Comments for JH
By Larry Thomas, Dean of Academic Affairs, Emeritus, San Francisco Art Institute
Julius Hatofsky taught at the San Francisco Art Institute for thirty-three years, from 1962 until 1995. His role as teacher and mentor to generations of art students during that time are memorable in many ways to the multitude of students who worked with him. His studio work was inspirational to his students. It was bold, large-scaled, ambitious in content, and unique in vision and spirit. His work spoke a visual language that was at the same time quiet yet forceful; large yet intimate; personal yet universal; reflective yet searching. These qualities are the forces that students gravitate toward, absorb, and follow throughout their development as artists. Often this cannot be understood at the moment, rather only later can one come to the realization that something special and unique has transpired. In many respects this describes the manner in which Julius conducted his studio classes in painting and drawing. He was well aware of the position he held with his students and he honored their individuality while gently pushing them toward deeper, more enigmatic realms in their work.

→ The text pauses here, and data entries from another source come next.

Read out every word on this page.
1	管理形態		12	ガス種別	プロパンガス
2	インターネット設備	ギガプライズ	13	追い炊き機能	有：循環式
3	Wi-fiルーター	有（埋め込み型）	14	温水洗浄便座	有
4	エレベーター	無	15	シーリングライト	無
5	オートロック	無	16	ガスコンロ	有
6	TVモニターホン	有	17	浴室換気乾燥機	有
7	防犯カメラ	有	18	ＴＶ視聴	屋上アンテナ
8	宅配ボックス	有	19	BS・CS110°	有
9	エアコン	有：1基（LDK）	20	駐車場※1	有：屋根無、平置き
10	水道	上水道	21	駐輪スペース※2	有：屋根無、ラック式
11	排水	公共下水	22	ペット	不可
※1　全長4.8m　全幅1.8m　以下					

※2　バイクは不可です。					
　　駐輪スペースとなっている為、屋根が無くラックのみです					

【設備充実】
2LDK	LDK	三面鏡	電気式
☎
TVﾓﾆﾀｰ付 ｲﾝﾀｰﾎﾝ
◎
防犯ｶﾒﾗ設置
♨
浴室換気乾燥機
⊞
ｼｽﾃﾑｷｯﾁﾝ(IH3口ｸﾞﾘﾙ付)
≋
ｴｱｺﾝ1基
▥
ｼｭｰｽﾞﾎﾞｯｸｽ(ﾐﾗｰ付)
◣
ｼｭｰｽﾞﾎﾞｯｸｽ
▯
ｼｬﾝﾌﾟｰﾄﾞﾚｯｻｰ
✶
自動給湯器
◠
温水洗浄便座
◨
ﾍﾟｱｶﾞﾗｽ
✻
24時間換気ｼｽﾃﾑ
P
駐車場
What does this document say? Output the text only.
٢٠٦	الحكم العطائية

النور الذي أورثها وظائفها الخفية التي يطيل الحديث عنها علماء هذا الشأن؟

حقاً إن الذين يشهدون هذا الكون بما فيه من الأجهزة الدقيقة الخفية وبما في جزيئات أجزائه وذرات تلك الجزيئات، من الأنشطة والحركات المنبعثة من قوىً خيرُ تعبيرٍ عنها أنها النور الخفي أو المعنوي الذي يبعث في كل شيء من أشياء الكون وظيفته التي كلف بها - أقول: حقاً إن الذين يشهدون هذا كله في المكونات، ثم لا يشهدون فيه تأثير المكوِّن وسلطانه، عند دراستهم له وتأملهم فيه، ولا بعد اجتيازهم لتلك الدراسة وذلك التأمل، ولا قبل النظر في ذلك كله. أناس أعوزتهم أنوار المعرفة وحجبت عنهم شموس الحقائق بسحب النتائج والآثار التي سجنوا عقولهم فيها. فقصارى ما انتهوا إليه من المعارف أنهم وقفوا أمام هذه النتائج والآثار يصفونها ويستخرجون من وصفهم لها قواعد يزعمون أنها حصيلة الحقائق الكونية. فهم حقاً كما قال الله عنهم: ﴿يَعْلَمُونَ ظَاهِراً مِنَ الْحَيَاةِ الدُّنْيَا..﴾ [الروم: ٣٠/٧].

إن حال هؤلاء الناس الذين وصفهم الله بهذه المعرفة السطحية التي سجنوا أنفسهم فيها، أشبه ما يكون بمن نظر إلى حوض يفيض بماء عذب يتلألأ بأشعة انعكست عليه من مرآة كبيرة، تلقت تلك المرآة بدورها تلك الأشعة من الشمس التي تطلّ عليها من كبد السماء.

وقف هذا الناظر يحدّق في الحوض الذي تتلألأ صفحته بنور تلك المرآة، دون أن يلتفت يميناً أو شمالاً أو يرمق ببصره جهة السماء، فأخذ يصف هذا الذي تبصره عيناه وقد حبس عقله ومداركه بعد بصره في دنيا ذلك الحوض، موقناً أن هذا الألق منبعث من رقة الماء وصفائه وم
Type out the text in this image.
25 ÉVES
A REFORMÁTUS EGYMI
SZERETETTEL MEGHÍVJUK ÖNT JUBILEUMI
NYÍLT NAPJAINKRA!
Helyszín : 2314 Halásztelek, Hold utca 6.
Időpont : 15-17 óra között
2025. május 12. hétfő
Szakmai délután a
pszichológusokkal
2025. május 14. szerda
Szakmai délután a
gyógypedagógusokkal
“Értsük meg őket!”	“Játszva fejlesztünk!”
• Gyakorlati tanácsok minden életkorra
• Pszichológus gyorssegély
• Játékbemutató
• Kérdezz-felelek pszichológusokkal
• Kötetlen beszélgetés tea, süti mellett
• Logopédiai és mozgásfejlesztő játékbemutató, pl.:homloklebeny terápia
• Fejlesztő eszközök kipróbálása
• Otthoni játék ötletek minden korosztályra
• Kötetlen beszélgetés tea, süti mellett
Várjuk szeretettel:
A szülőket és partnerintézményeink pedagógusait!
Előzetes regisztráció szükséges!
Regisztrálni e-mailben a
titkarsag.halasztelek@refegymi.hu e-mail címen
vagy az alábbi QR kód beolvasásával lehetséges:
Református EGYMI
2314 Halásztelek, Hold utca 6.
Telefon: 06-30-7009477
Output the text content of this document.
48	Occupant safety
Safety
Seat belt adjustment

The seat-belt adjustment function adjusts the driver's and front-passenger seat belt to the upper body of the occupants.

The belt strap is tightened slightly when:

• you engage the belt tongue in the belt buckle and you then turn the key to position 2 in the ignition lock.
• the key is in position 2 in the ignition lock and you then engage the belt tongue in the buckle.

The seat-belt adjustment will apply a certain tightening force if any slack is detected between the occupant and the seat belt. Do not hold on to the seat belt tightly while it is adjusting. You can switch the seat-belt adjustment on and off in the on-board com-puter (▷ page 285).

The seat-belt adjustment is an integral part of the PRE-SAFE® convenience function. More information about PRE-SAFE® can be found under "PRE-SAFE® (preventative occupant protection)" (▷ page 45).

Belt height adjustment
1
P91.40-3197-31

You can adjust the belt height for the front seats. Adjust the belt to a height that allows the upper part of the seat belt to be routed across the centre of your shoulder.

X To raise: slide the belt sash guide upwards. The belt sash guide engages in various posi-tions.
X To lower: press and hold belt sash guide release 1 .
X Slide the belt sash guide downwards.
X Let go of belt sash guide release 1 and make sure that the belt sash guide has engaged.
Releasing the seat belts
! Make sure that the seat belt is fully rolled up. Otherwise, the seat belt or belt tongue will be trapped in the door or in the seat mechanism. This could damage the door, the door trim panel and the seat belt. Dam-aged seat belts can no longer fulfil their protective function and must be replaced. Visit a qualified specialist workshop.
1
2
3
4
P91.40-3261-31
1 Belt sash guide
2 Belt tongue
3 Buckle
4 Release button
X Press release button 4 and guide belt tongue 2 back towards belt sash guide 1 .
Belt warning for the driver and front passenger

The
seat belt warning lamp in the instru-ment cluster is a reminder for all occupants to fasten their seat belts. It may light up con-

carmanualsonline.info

Julius Hatofsky’s influence is well remembered by his unassuming attitude toward his students. He did not “address” a class of students; instead he spoke individually with each and encouraged them in particularly insightful ways without demands but with expectations. The importance of his contribution to the field of contemporary painting in the San Francisco Bay Area cannot be overestimated. Legions of students attest to his influence and his gentle guidance as one of the most important teachers they encountered while studying at SFAI. He was indeed an inspiration to all of us who encountered him and who came to know his work as a teacher and studio artist.